Almost Completely - Cover

Almost Completely

Copyright© 2026 by Komiko Yakamura

Chapter 10: What We Come From

His grandmother’s name was Eleanor Stillwater and she was seventy-three years old and she had the eyes of someone who had seen enough of the world to have stopped being surprised by most of it.

Eli brought Amara on a Sunday afternoon, three weeks into the courtship.

He’d told his grandmother the night before. She’d said: bring her for lunch. No further commentary. When he arrived with Amara at noon his grandmother had been cooking since nine, which told him everything about what she actually thought.

The house was small and warm and full of things — not clutter, but accumulation. The deliberate accumulation of a life that had decided everything mattered. Baskets on the wall that she’d woven herself. Photographs going back four generations. A cedar bentwood box on the mantle that Eli had never seen opened. The smell of the place was woodsmoke and something savory and beneath it all something green and specific that Amara would later learn was cedar, the same cedar that ran through everything in this family like a signature.

Eleanor came out of the kitchen wiping her hands on a cloth and looked at Amara with those eyes.

Amara looked back.

Eli watched them take each other’s measure and felt the particular anxiety of someone waiting for two things he cared about to decide what they thought of each other.

“You’re taller than I expected,” his grandmother said.

“Everyone says that,” Amara said. “I’m not sure what they expected.”

Eleanor’s mouth moved.

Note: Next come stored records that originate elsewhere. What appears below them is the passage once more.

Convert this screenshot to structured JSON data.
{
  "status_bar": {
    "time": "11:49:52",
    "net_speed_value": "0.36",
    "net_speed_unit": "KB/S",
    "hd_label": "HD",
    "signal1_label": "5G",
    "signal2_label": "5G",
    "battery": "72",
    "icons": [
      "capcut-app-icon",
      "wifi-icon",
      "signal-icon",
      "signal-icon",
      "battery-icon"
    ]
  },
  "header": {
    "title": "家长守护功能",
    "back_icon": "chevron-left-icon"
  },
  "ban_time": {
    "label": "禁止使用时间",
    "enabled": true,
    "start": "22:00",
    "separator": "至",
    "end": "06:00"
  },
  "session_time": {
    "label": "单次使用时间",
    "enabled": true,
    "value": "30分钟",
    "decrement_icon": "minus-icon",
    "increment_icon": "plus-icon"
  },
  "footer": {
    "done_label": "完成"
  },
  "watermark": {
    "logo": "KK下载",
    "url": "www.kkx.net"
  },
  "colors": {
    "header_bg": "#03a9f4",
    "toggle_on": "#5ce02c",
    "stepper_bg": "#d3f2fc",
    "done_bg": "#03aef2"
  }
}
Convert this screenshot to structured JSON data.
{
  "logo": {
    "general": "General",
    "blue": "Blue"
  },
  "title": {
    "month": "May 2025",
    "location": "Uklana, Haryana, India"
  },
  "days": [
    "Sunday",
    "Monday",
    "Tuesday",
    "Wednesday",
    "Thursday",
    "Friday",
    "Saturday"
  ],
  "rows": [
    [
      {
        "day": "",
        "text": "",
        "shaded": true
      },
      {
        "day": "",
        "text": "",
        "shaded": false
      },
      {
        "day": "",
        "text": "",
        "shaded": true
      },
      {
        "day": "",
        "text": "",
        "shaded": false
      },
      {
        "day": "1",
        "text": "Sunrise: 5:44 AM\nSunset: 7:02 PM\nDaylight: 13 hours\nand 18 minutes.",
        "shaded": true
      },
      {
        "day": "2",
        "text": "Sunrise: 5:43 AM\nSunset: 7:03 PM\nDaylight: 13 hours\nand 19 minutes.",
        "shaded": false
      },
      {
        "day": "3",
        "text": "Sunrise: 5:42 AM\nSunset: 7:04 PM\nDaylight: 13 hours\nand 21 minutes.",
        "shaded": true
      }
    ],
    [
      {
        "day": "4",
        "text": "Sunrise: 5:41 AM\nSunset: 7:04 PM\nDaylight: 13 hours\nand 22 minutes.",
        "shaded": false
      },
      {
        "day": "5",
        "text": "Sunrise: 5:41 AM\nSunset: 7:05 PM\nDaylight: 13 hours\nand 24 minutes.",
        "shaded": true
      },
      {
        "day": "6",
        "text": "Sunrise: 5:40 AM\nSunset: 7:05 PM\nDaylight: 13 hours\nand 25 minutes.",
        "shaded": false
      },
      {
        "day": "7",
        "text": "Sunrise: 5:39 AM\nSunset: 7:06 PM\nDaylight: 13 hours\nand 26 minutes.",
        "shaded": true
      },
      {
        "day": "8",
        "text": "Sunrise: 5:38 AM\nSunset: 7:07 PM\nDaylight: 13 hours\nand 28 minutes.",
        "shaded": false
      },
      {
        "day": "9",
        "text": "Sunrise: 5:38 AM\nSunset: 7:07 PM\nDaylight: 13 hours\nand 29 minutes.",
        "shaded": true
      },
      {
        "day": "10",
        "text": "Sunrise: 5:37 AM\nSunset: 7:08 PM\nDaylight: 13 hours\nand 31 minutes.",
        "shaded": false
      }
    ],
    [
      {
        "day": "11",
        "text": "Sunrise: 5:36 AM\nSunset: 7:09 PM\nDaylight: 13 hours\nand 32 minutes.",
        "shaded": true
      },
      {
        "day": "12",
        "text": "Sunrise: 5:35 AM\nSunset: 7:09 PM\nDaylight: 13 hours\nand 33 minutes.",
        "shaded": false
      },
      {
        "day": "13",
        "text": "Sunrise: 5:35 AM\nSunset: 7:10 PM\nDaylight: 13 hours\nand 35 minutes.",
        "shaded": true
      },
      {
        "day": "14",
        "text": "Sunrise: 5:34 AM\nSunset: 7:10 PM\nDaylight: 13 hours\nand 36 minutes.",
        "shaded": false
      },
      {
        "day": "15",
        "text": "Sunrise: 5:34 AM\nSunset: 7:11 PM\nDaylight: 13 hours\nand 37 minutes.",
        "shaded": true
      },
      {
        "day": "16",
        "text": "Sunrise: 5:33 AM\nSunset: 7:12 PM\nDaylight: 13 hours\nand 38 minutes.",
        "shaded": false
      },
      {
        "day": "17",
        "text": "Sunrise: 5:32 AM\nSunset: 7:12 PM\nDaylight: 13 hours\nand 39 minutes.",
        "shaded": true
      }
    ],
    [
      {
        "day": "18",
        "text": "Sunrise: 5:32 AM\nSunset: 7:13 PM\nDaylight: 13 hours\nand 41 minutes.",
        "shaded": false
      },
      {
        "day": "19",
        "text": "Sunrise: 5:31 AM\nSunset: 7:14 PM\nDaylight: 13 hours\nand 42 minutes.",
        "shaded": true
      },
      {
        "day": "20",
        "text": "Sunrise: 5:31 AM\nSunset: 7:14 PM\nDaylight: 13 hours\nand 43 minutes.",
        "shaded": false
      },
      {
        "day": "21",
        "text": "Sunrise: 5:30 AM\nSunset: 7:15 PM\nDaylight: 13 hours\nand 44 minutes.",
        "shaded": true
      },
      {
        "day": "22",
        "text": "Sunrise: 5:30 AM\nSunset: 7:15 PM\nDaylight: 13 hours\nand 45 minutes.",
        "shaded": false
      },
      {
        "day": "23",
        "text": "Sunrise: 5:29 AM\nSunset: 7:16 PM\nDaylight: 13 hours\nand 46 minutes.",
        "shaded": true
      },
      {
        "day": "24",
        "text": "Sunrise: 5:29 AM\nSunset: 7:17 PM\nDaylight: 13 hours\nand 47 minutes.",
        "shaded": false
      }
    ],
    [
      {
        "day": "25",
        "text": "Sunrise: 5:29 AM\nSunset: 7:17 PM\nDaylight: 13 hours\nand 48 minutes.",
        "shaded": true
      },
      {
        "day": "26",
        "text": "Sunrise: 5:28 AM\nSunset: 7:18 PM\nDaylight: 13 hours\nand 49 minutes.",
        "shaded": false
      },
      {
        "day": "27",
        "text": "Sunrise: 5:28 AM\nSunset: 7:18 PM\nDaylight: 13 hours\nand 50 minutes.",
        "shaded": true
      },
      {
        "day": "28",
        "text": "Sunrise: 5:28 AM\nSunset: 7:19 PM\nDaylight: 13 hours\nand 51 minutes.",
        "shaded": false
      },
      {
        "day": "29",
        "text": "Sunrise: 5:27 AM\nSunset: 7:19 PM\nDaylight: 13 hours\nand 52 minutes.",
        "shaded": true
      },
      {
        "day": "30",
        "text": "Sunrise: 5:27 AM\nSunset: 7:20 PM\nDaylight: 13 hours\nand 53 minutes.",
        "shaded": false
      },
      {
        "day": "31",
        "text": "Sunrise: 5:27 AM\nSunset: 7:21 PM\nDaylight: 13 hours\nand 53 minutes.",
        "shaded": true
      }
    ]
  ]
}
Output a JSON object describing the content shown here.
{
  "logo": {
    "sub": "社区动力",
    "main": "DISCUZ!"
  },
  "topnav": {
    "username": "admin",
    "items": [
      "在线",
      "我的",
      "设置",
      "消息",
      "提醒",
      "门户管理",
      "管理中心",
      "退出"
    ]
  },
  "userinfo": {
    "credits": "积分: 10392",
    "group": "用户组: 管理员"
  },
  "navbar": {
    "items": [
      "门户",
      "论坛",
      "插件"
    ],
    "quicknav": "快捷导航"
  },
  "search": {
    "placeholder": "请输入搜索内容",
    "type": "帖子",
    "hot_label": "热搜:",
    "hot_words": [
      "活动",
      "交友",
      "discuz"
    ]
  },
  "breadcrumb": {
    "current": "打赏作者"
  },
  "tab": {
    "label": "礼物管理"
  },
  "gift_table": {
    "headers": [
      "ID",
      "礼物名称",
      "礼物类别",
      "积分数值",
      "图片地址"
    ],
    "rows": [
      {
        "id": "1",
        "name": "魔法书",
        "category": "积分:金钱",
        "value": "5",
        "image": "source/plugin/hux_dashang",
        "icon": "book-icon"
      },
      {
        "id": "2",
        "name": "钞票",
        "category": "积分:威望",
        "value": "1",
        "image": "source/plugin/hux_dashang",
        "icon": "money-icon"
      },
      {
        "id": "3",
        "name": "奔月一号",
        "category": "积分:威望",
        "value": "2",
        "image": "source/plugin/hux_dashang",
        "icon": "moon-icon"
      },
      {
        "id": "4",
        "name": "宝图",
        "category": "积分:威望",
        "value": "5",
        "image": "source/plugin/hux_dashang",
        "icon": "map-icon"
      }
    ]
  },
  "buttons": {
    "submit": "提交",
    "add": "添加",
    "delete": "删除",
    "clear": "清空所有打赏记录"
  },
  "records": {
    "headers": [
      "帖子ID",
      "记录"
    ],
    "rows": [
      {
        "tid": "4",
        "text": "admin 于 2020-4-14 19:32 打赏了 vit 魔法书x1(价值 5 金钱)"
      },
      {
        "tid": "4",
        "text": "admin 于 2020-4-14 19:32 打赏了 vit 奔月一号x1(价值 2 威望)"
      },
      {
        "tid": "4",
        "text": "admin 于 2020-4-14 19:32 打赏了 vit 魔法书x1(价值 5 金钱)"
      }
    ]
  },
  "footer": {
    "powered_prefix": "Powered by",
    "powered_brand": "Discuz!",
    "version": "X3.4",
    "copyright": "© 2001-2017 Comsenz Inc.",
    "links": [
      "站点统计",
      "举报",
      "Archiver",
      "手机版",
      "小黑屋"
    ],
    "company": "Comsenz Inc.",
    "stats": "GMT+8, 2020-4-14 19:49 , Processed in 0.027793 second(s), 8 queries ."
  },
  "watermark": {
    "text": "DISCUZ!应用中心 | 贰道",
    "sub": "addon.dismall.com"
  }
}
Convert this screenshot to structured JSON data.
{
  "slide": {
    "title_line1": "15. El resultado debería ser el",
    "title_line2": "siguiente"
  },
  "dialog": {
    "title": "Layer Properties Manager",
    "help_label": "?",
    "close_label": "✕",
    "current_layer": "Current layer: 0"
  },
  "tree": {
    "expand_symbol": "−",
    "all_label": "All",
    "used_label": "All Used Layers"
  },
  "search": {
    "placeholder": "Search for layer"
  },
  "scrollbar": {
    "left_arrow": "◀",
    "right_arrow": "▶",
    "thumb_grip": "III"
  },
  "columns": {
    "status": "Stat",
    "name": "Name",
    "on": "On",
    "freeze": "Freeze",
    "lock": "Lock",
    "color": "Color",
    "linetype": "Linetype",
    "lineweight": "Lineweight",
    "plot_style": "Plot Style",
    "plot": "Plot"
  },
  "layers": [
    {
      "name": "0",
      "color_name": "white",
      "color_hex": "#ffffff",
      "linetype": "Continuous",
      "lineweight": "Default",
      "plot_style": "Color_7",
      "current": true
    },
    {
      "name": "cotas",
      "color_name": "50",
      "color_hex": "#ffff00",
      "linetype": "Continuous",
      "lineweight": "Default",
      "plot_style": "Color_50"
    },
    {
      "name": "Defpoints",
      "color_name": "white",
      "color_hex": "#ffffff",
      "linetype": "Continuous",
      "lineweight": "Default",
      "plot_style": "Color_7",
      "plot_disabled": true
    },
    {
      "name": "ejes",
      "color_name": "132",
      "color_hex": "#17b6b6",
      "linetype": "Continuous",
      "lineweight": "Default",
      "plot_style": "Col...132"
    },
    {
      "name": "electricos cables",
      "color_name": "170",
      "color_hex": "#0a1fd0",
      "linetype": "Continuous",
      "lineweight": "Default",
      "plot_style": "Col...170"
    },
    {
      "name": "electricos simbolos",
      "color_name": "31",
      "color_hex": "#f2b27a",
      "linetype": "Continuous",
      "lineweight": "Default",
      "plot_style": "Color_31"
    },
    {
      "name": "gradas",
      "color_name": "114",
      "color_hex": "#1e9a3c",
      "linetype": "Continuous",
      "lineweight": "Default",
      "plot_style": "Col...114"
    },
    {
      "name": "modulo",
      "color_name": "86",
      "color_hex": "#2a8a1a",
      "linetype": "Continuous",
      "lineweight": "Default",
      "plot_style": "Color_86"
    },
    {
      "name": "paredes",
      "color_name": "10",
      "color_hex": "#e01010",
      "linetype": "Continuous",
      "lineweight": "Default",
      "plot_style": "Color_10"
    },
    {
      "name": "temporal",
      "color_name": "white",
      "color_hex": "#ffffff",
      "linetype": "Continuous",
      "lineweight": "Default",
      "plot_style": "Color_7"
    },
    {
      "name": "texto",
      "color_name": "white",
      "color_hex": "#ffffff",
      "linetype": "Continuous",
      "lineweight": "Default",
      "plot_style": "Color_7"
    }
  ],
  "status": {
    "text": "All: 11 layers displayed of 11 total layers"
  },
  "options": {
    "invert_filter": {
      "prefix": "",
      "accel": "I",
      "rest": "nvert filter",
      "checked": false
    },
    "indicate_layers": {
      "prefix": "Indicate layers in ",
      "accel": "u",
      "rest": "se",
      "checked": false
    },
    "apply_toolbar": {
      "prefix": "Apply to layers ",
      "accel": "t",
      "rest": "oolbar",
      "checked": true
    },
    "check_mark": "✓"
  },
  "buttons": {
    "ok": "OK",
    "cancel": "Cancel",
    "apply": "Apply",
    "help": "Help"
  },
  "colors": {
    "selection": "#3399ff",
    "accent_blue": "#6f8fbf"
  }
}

Not quite a smile. The structural components of one. “Come in the kitchen,” she said. “You can talk to me while I finish.”

She turned and went back.

Amara glanced at Eli. He gestured: go ahead. She went.

He followed and stood in the doorway because the kitchen was small and his grandmother didn’t like people underfoot and watched the two of them navigate the space — his grandmother moving with the absolute authority of a woman in her own kitchen, Amara standing at the edge of it not underfoot, watching everything with those focused attentive eyes.

“What is that?” Amara asked, nodding at the pot.

“Salmon chowder.” His grandmother didn’t look up. “Sit down if you’re going to stand there.”

Amara sat at the small kitchen table.

“Your family is from Nigeria,” Eleanor said. Not a question.

“Yes. Igbo.”

“Tell me something about your people.”

Amara didn’t hesitate. “We have a saying — onye wetara oji wetara ndu. The one who brings kola nut brings life. It’s how we welcome people. The kola nut is offered first, before anything else, before food or drink or conversation. It means: you matter enough to be welcomed properly.”

Eleanor was quiet for a moment, stirring.

“We have something like that,” she said. “The first salmon of the season. You thank it before anything else. You honor it before you take from it.” She looked up at Amara then, directly. “Different river. Same water.”

Amara held her gaze. “Yes,” she said. “That’s exactly it.”

Something settled in the kitchen. Eli felt it from the doorway — the particular settling of two people who have found the thing they share, which is different from and better than finding out you’re similar.

His grandmother looked at him in the doorway.

“Stop lurking,” she said. “Set the table.”

Lunch was long and unhurried the way his grandmother did everything.

She asked Amara questions with the directness of someone who had decided that life was too short for the ones that didn’t matter. What did she want to study. What did she think of this town. What did her mother cook. What did her father do before the store. What language did her grandmother speak.

Amara answered everything directly, which his grandmother received with small nods that meant she was filing things carefully.